Multivariate testing may be suitable if you’re testing a combination of variables, as opposed to just one i.e.

Product Image: Big vs. Medium vs Small
Price Text Style: Bold vs Normal
Price Text Color: Blue vs. Black vs. Red

There would be 3x2x3 different versions to test.

The problem with multivariate tests is they can get complicated pretty quickly and require a lot of traffic to produce statistically significant results. One advantage of multivariate testing over A/B testing is that it can tell you which part of the page is most influential. Was it a graphic? A headline? A video? If you're testing a page using an A/B test, you won't know. Multivariate testing will tell you which page sections influence the conversion rate and which don’t.

6. Methodology Is Only One Part Of The Puzzle

So is A/B testing worthwhile? Are the alternatives better?

The methodology we choose will only be as good as the test design. If tests are poorly designed, then the maths, the tests, the data and the software tools won’t be much use.

To construct good tests, you should first take a high level view:

Start the test by first asking yourself a question. Something on the lines of, “Why is the engagement rate of my site lower than that of the competitors…..Collect information about your product from customers before setting up any big test. If you plan to test your tagline, run a quick survey among your customers asking how they would define your product.

Secondly, consider the limits of testing. Testing can be a bit of a heartless exercise. It’s cold. We can’t really test how memorable and how liked one design is over the other, and typically have to go by instinct on some questions. Sometimes, certain designs just work for our audience, and other designs don’t. How do we test if we're winning not just business, but also hearts and minds?

Does it mean we really understand our customers if they click this version over that one? We might see how they react to an offer, but that doesn’t mean we understand their desires and needs. If we’re getting click-backs most of the time, then it’s pretty clear we don’t understand the visitors. Changing a graphic here, and wording there, isn’t going to help if the underlying offer is not what potential customers want. No amount of testing ad copy will sell a pink train.

The understanding of customers is gained in part by tests, and in part by direct experience with customers and the market we’re in. Understanding comes from empathy. From asking questions. From listening to, and understanding, the answers.
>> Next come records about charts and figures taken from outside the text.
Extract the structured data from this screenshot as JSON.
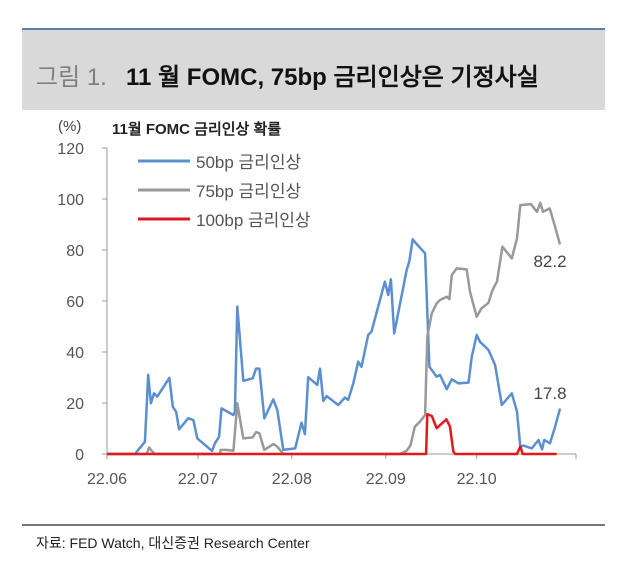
{
  "header": {
    "label": "그림 1.",
    "title": "11 월 FOMC, 75bp 금리인상은 기정사실"
  },
  "source": "자료: FED Watch, 대신증권 Research Center",
  "chart_data": {
    "type": "line",
    "title": "11월 FOMC 금리인상 확률",
    "ylabel": "(%)",
    "xlabel": "",
    "x_units": "days since 2022-06-01",
    "ylim": [
      0,
      120
    ],
    "yticks": [
      0,
      20,
      40,
      60,
      80,
      100,
      120
    ],
    "xlim": [
      0,
      155
    ],
    "xticks": [
      {
        "x": 0,
        "label": "22.06"
      },
      {
        "x": 30,
        "label": "22.07"
      },
      {
        "x": 61,
        "label": "22.08"
      },
      {
        "x": 92,
        "label": "22.09"
      },
      {
        "x": 122,
        "label": "22.10"
      }
    ],
    "legend_position": "top-left",
    "annotations": [
      {
        "series": "75bp 금리인상",
        "text": "82.2"
      },
      {
        "series": "50bp 금리인상",
        "text": "17.8"
      }
    ],
    "series": [
      {
        "name": "50bp 금리인상",
        "color": "#5b8fd0",
        "points": [
          [
            0,
            0
          ],
          [
            9.2,
            0
          ],
          [
            12.5,
            4.8
          ],
          [
            13.6,
            31
          ],
          [
            14.5,
            19.9
          ],
          [
            15.5,
            23.8
          ],
          [
            16.6,
            22.5
          ],
          [
            20.6,
            29.9
          ],
          [
            21.7,
            18.5
          ],
          [
            22.8,
            16.6
          ],
          [
            23.8,
            9.7
          ],
          [
            26.8,
            14
          ],
          [
            28.5,
            13.3
          ],
          [
            29.8,
            6.1
          ],
          [
            34.7,
            1.2
          ],
          [
            35.6,
            4.2
          ],
          [
            37,
            6.8
          ],
          [
            37.8,
            17.9
          ],
          [
            41.7,
            15.3
          ],
          [
            42.2,
            16.6
          ],
          [
            43,
            57.8
          ],
          [
            45,
            28.7
          ],
          [
            48.1,
            29.7
          ],
          [
            49.2,
            33.5
          ],
          [
            50.3,
            33.5
          ],
          [
            51.9,
            14
          ],
          [
            54.9,
            21.4
          ],
          [
            56.2,
            17.3
          ],
          [
            58.2,
            1.6
          ],
          [
            62.1,
            2.2
          ],
          [
            64.2,
            12.3
          ],
          [
            65.3,
            7.8
          ],
          [
            66.4,
            30.1
          ],
          [
            69.4,
            27.1
          ],
          [
            70.3,
            33.5
          ],
          [
            71.4,
            20.8
          ],
          [
            72.5,
            22.7
          ],
          [
            76.3,
            19.2
          ],
          [
            78.5,
            22.1
          ],
          [
            79.6,
            21.2
          ],
          [
            81.3,
            27.7
          ],
          [
            82.9,
            36.2
          ],
          [
            84,
            34.2
          ],
          [
            86.2,
            46.7
          ],
          [
            87.3,
            48
          ],
          [
            91.7,
            67.6
          ],
          [
            92.8,
            62.4
          ],
          [
            93.7,
            68.5
          ],
          [
            94.8,
            47.3
          ],
          [
            98.9,
            72.2
          ],
          [
            99.8,
            75.7
          ],
          [
            100.9,
            84.2
          ],
          [
            102,
            82.6
          ],
          [
            105,
            78.7
          ],
          [
            106.4,
            34.2
          ],
          [
            108.8,
            30.3
          ],
          [
            109.9,
            31
          ],
          [
            112.1,
            25.4
          ],
          [
            113.8,
            29.3
          ],
          [
            116,
            27.7
          ],
          [
            119.3,
            28
          ],
          [
            120.4,
            38.2
          ],
          [
            122,
            46.7
          ],
          [
            123.1,
            44
          ],
          [
            125.9,
            40.8
          ],
          [
            128.1,
            34.9
          ],
          [
            130.3,
            19.2
          ],
          [
            133.6,
            23.8
          ],
          [
            135.3,
            16.6
          ],
          [
            136.4,
            2.9
          ],
          [
            137.5,
            3.3
          ],
          [
            140.2,
            2.2
          ],
          [
            142.4,
            5.5
          ],
          [
            143.6,
            1.8
          ],
          [
            144.3,
            5.5
          ],
          [
            146.2,
            4.2
          ],
          [
            147.9,
            10.7
          ],
          [
            149.5,
            17.8
          ]
        ]
      },
      {
        "name": "75bp 금리인상",
        "color": "#999999",
        "points": [
          [
            0,
            0
          ],
          [
            13.1,
            0
          ],
          [
            13.9,
            2.6
          ],
          [
            15,
            0.9
          ],
          [
            15.8,
            0
          ],
          [
            37.3,
            0
          ],
          [
            37.5,
            1.6
          ],
          [
            39.5,
            1.6
          ],
          [
            41.7,
            1.3
          ],
          [
            43,
            19.9
          ],
          [
            45,
            6.1
          ],
          [
            48.1,
            6.5
          ],
          [
            49.2,
            8.6
          ],
          [
            50.3,
            8.1
          ],
          [
            51.9,
            1.6
          ],
          [
            54.9,
            3.9
          ],
          [
            56.2,
            2.9
          ],
          [
            58.2,
            0
          ],
          [
            96.7,
            0
          ],
          [
            98.9,
            1.3
          ],
          [
            100.2,
            3.5
          ],
          [
            101.6,
            10.7
          ],
          [
            103.3,
            12.7
          ],
          [
            105,
            15.3
          ],
          [
            105.7,
            46
          ],
          [
            107.2,
            55.2
          ],
          [
            108.8,
            59.1
          ],
          [
            109.9,
            60.4
          ],
          [
            112.1,
            61.7
          ],
          [
            113,
            60.7
          ],
          [
            113.8,
            70.2
          ],
          [
            115.4,
            72.8
          ],
          [
            118.7,
            72.4
          ],
          [
            119.8,
            63.6
          ],
          [
            122,
            53.8
          ],
          [
            123.6,
            57.1
          ],
          [
            125.9,
            59.3
          ],
          [
            127,
            63.6
          ],
          [
            128.1,
            66.3
          ],
          [
            128.7,
            67.6
          ],
          [
            130.5,
            81.3
          ],
          [
            133.6,
            76.7
          ],
          [
            135.3,
            84.6
          ],
          [
            136.4,
            97.6
          ],
          [
            139.9,
            98
          ],
          [
            141.9,
            95
          ],
          [
            143,
            98.5
          ],
          [
            143.9,
            95
          ],
          [
            146.1,
            96.3
          ],
          [
            147.9,
            89.1
          ],
          [
            149.5,
            82.2
          ]
        ]
      },
      {
        "name": "100bp 금리인상",
        "color": "#e0191e",
        "points": [
          [
            0,
            0
          ],
          [
            105.3,
            0
          ],
          [
            105.7,
            15.6
          ],
          [
            107.2,
            14.9
          ],
          [
            108.8,
            10.1
          ],
          [
            112,
            13.6
          ],
          [
            113.2,
            10.7
          ],
          [
            114.3,
            1
          ],
          [
            114.9,
            0
          ],
          [
            135.3,
            0
          ],
          [
            136.4,
            2.9
          ],
          [
            137.2,
            0
          ],
          [
            148.4,
            0
          ]
        ]
      }
    ]
  }
}
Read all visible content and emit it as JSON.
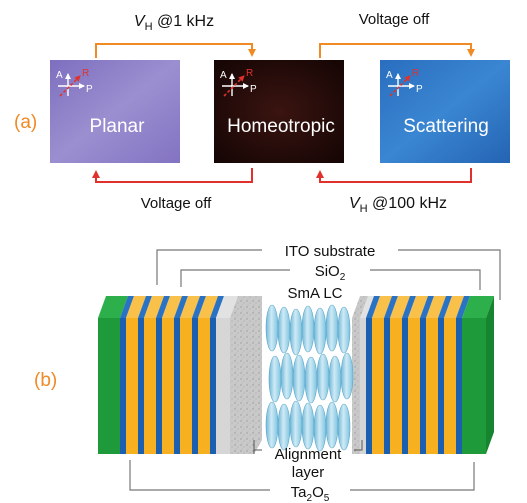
{
  "panel_a": {
    "label": "(a)",
    "arrow_top_left": {
      "var": "V",
      "sub": "H",
      "text": " @1 kHz"
    },
    "arrow_top_right": {
      "text": "Voltage off"
    },
    "arrow_bottom_left": {
      "text": "Voltage off"
    },
    "arrow_bottom_right": {
      "var": "V",
      "sub": "H",
      "text": " @100 kHz"
    },
    "states": [
      {
        "name": "Planar",
        "color": "#8c7fc6"
      },
      {
        "name": "Homeotropic",
        "color": "#1f0a08"
      },
      {
        "name": "Scattering",
        "color": "#2c74c4"
      }
    ],
    "axes_labels": {
      "analyzer": "A",
      "polarizer": "P",
      "rubbing": "R"
    }
  },
  "panel_b": {
    "label": "(b)",
    "ito_label": "ITO substrate",
    "sio2_label": {
      "text": "SiO",
      "sub": "2"
    },
    "lc_label": "SmA LC",
    "alignment_label": [
      "Alignment",
      "layer"
    ],
    "ta2o5_label": {
      "pre": "Ta",
      "sub1": "2",
      "mid": "O",
      "sub2": "5"
    }
  },
  "colors": {
    "orange_arrow": "#f08a24",
    "red_arrow": "#e0312d",
    "label_orange": "#f08a24",
    "green": "#1f9a3a",
    "blue": "#1a5fb0",
    "yellow": "#f7b120",
    "lc_molecule": "#9fd3ea"
  }
}
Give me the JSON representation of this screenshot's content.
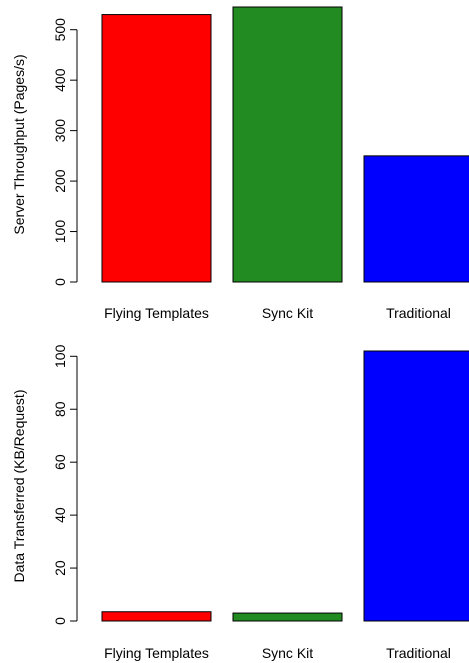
{
  "chart_data": [
    {
      "type": "bar",
      "categories": [
        "Flying Templates",
        "Sync Kit",
        "Traditional"
      ],
      "values": [
        530,
        545,
        250
      ],
      "colors": [
        "#ff0000",
        "#228b22",
        "#0000ff"
      ],
      "xlabel": "",
      "ylabel": "Server Throughput (Pages/s)",
      "ylim": [
        0,
        545
      ],
      "yticks": [
        0,
        100,
        200,
        300,
        400,
        500
      ],
      "grid": false,
      "legend": "none"
    },
    {
      "type": "bar",
      "categories": [
        "Flying Templates",
        "Sync Kit",
        "Traditional"
      ],
      "values": [
        3.5,
        3,
        102
      ],
      "colors": [
        "#ff0000",
        "#228b22",
        "#0000ff"
      ],
      "xlabel": "",
      "ylabel": "Data Transferred (KB/Request)",
      "ylim": [
        0,
        102
      ],
      "yticks": [
        0,
        20,
        40,
        60,
        80,
        100
      ],
      "grid": false,
      "legend": "none"
    }
  ]
}
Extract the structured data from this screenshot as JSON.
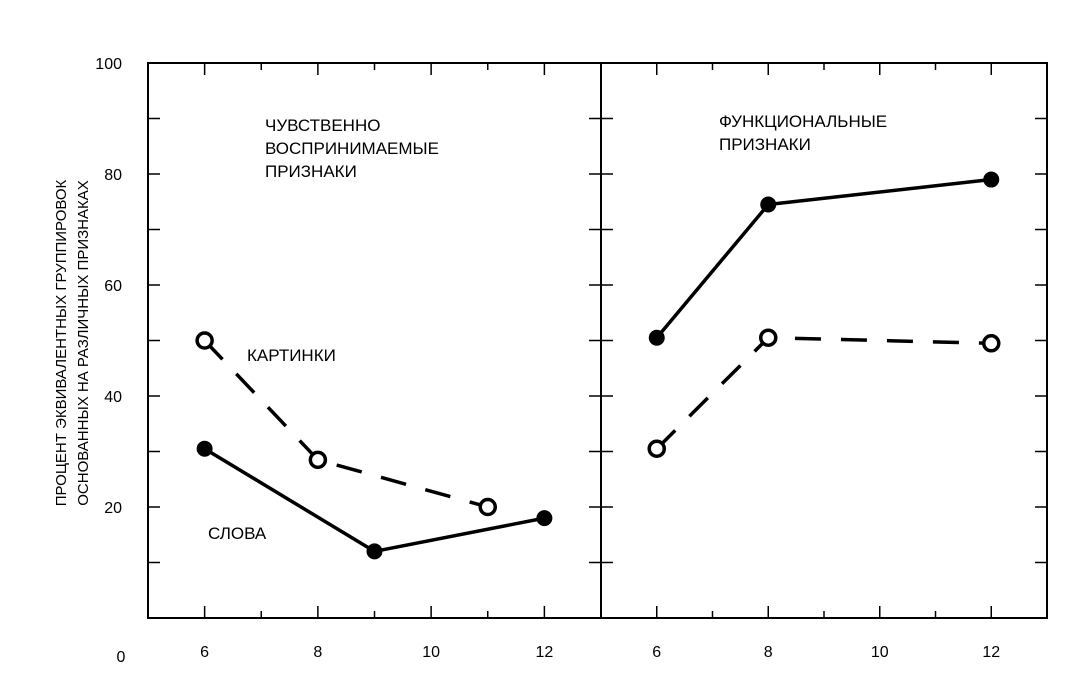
{
  "chart_data": {
    "type": "line",
    "ylabel": "ПРОЦЕНТ ЭКВИВАЛЕНТНЫХ ГРУППИРОВОК ОСНОВАННЫХ НА РАЗЛИЧНЫХ ПРИЗНАКАХ",
    "ylabel_lines": [
      "ПРОЦЕНТ ЭКВИВАЛЕНТНЫХ ГРУППИРОВОК",
      "ОСНОВАННЫХ НА РАЗЛИЧНЫХ ПРИЗНАКАХ"
    ],
    "ylim": [
      0,
      100
    ],
    "y_ticks": [
      20,
      40,
      60,
      80,
      100
    ],
    "x_origin_label": "0",
    "panels": [
      {
        "title_lines": [
          "ЧУВСТВЕННО",
          "ВОСПРИНИМАЕМЫЕ",
          "ПРИЗНАКИ"
        ],
        "xlim": [
          5,
          13
        ],
        "x_ticks": [
          6,
          8,
          10,
          12
        ],
        "series": [
          {
            "name": "КАРТИНКИ",
            "style": "dashed",
            "marker": "open-circle",
            "x": [
              6,
              8,
              11
            ],
            "y": [
              50,
              28.5,
              20
            ]
          },
          {
            "name": "СЛОВА",
            "style": "solid",
            "marker": "filled-circle",
            "x": [
              6,
              9,
              12
            ],
            "y": [
              30.5,
              12,
              18
            ]
          }
        ]
      },
      {
        "title_lines": [
          "ФУНКЦИОНАЛЬНЫЕ",
          "ПРИЗНАКИ"
        ],
        "xlim": [
          5,
          13
        ],
        "x_ticks": [
          6,
          8,
          10,
          12
        ],
        "series": [
          {
            "name": "",
            "style": "solid",
            "marker": "filled-circle",
            "x": [
              6,
              8,
              12
            ],
            "y": [
              50.5,
              74.5,
              79
            ]
          },
          {
            "name": "",
            "style": "dashed",
            "marker": "open-circle",
            "x": [
              6,
              8,
              12
            ],
            "y": [
              30.5,
              50.5,
              49.5
            ]
          }
        ]
      }
    ]
  }
}
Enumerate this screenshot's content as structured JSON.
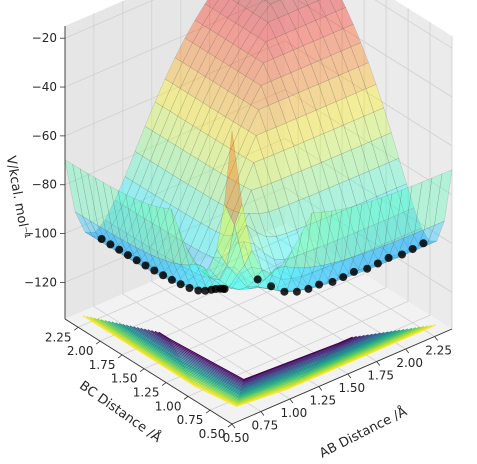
{
  "chart_data": {
    "type": "surface3d",
    "title": "",
    "zlabel": "V/kcal. mol⁻¹",
    "xlabel": "AB Distance /Å",
    "ylabel": "BC Distance /Å",
    "x_ticks": [
      "0.50",
      "0.75",
      "1.00",
      "1.25",
      "1.50",
      "1.75",
      "2.00",
      "2.25"
    ],
    "y_ticks": [
      "0.50",
      "0.75",
      "1.00",
      "1.25",
      "1.50",
      "1.75",
      "2.00",
      "2.25"
    ],
    "z_ticks": [
      "−20",
      "−40",
      "−60",
      "−80",
      "−100",
      "−120"
    ],
    "xlim": [
      0.5,
      2.4
    ],
    "ylim": [
      0.5,
      2.4
    ],
    "zlim": [
      -135,
      -15
    ],
    "grid": true,
    "colormap_surface": "jet",
    "colormap_contours": "viridis",
    "surface_alpha": 0.35,
    "trajectory_color": "#000000",
    "trajectory_AB_approach": {
      "x": [
        0.74,
        0.74,
        0.74,
        0.74,
        0.74,
        0.74,
        0.74,
        0.74,
        0.74,
        0.74,
        0.74,
        0.74,
        0.74,
        0.74,
        0.74,
        0.74,
        0.74,
        0.74
      ],
      "y": [
        2.3,
        2.2,
        2.1,
        2.0,
        1.9,
        1.8,
        1.7,
        1.6,
        1.5,
        1.4,
        1.3,
        1.2,
        1.12,
        1.05,
        1.0,
        0.95,
        0.92,
        0.9
      ]
    },
    "trajectory_BC_exit": {
      "x": [
        0.95,
        1.05,
        1.15,
        1.25,
        1.35,
        1.45,
        1.55,
        1.65,
        1.75,
        1.85,
        1.95,
        2.05,
        2.15,
        2.25,
        2.35
      ],
      "y": [
        0.8,
        0.78,
        0.76,
        0.75,
        0.75,
        0.76,
        0.74,
        0.75,
        0.76,
        0.74,
        0.75,
        0.76,
        0.74,
        0.75,
        0.76
      ]
    }
  }
}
From knowing what’s good, and bad, about your competitors. From providing options. From open communication channels. From reassuring people. You're probably armed with this information already, and that information is highly useful when it comes to constructing effective tests.

Do you really need A/B testing? Used well, it can markedly improve and hone offers. It isn't a magic bullet. Understanding your audience is the most important thing. Google, a company that uses testing extensively, seem to be most vulnerable when it comes to areas that require a more intuitive understanding of people. Google Glass is a prime example of failing to understand social context. Apple, on the other hand, were driven more by an intuitive approach. Jobs: "We built [the Mac] for ourselves. We were the group of people who were going to judge whether it was great or not. We weren’t going to go out and do market research"

A/B testing is can work wonders, just so long as it isn’t used as a substitute for understanding people.